Tragic “police operation” in Negros
BAR NONE - Atty. Ian Vincent Manticajon (The Freeman) - April 2, 2019 - 12:00am

The lead in the wire story from the Agence France-Presse carried by Channel News Asia was pretty straightforward: “Rights groups on Sunday (Mar 31) condemned what they called a ‘massacre’ of 14 farmers by police in the central Philippines as authorities defended the incident as a legitimate operation against suspected communist rebels.”

The news was devastating not only for the number of people killed in a single, coordinated police operation --life has become cheap in this country where death squads do their thing with impunity and under the nose of police officials-- but for the fact that a similar coordinated police operation happened December last year at Guihulngan City, Negros Island. In that operation, six people were killed and 13 were arrested --many of them activists.

Police call this operation the Synchronized Enhanced Managing Police Operations (SEMPO), also called One-Time Big-Time operation when police were still using it against drug peddlers. But now police are doing SEMPO against suspected communist sympathizers in Negros, using search warrants issued by a court in Cebu City.

From both a strategic and tactical point of view, this SEMPO against members of farmers and other cause-oriented organizations in Canlaon City and Manjuyod, Negros is a disaster in law enforcement.

From the strategic point of view, the number of community activists turning up dead in police operations will become the single most important recruitment tool for the New People’s Army to urge those similarly threatened to go underground and join the “people’s army” in the mountains.

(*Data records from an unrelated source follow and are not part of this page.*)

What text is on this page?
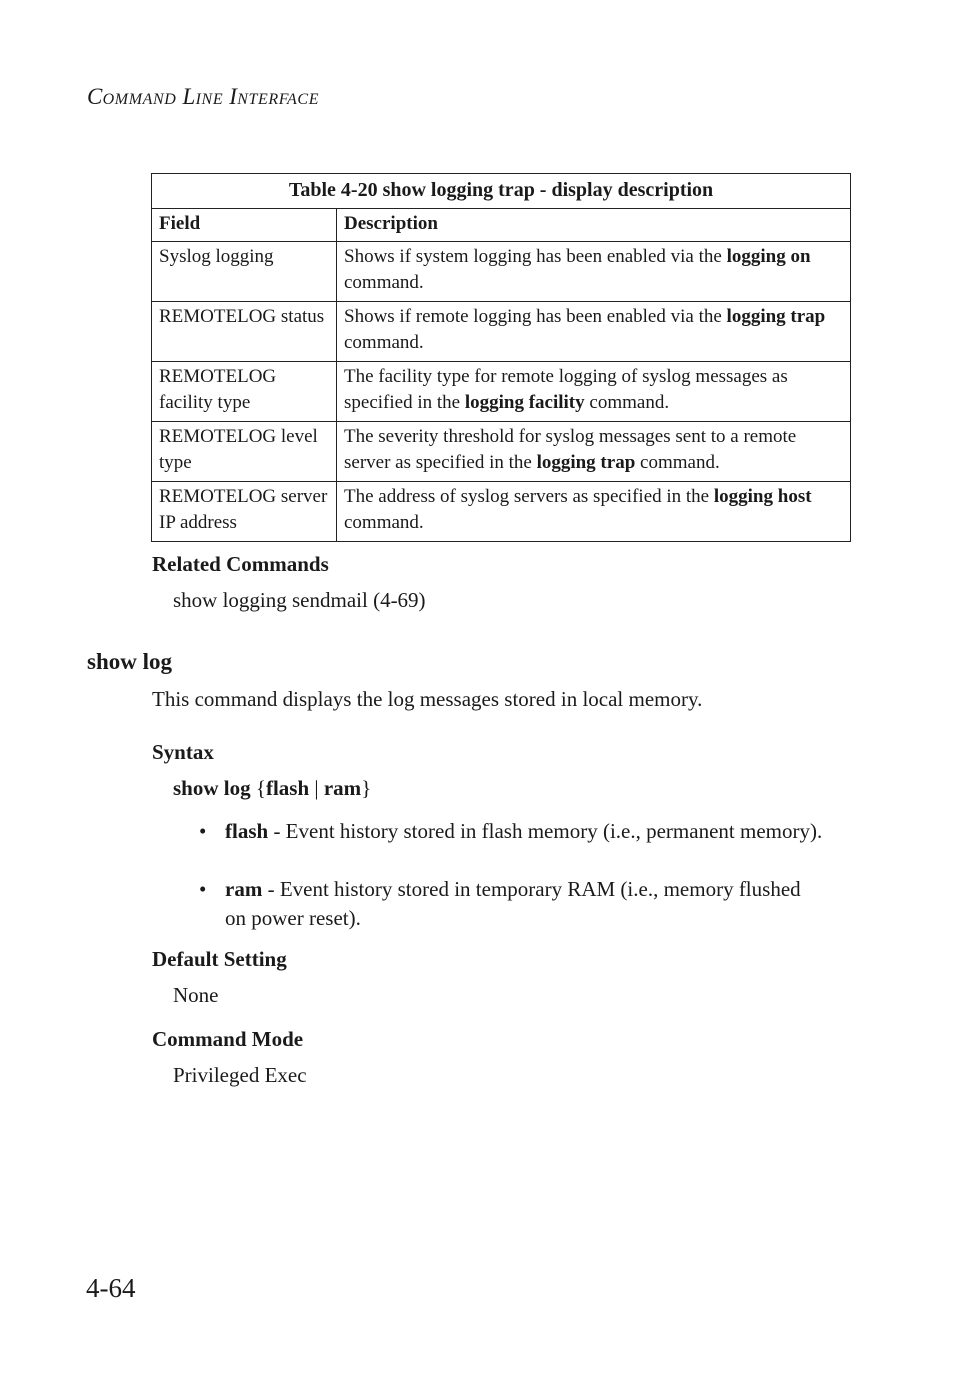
COMMAND LINE INTERFACE
Table 4-20 show logging trap - display description	
Field	Description
Syslog logging	Shows if system logging has been enabled via the logging on command.
REMOTELOG status	Shows if remote logging has been enabled via the logging trap command.
REMOTELOG facility type	The facility type for remote logging of syslog messages as specified in the logging facility command.
REMOTELOG level type	The severity threshold for syslog messages sent to a remote server as specified in the logging trap command.
REMOTELOG server IP address	The address of syslog servers as specified in the logging host command.
Related Commands
show logging sendmail (4-69)
show log
This command displays the log messages stored in local memory.
Syntax
show log {flash | ram}
• flash - Event history stored in flash memory (i.e., permanent memory).
• ram - Event history stored in temporary RAM (i.e., memory flushed on power reset).
Default Setting
None
Command Mode
Privileged Exec
4-64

After all, we have yet to hear of police combing the inner mountain ranges of Negros and doing their SEMPO there. They are so far only after the soft targets --those poor farming communities considered friendly to the NPAs.

From the tactical point of view, blood-soaked SEMPO defies a principle in good policing: that the police, by virtue of the authority that the community vests in them, “have an overarching responsibility for the outcome of encounters with civilians,” whether the latter be law-abiding or law-breaking citizens.

Good policing is knowing when and how to enforce the law with the least casualties; that which inspires respect to police authorities as an organization of men and women who swear to uphold service, honor, and justice.

The principle is that good policing embraces the partnership between police and the community. But once the police leave a trail of dead bodies in most of their operations, how can they expect to gain the respect and support of the community?

According to the Agence France-Presse report, police claim the 14 men shot at officers with search warrants for illegal firearms, prompting police to return fire. But a statement from the wife of one of those killed in the operation in Canlaon City, 59-year-old Edgardo Avelino, tells a different but very specific account of what transpired in their home at 2 a.m. last Saturday. A copy of her statement was sent to me last Sunday.

Carmela’s husband, Edgardo, suffered one gunshot wound in the forehead, one each in both shoulders and one on his right cheek. There are more statements from witnesses about what happened to the other 13 people killed. Aside from these testimonies, the killings left forensic evidence and other traces for investigators to discover.

We urge the National Bureau of Investigation, the Commission on Human Rights, and Congress to open a thorough investigation into this tragic “police operation”.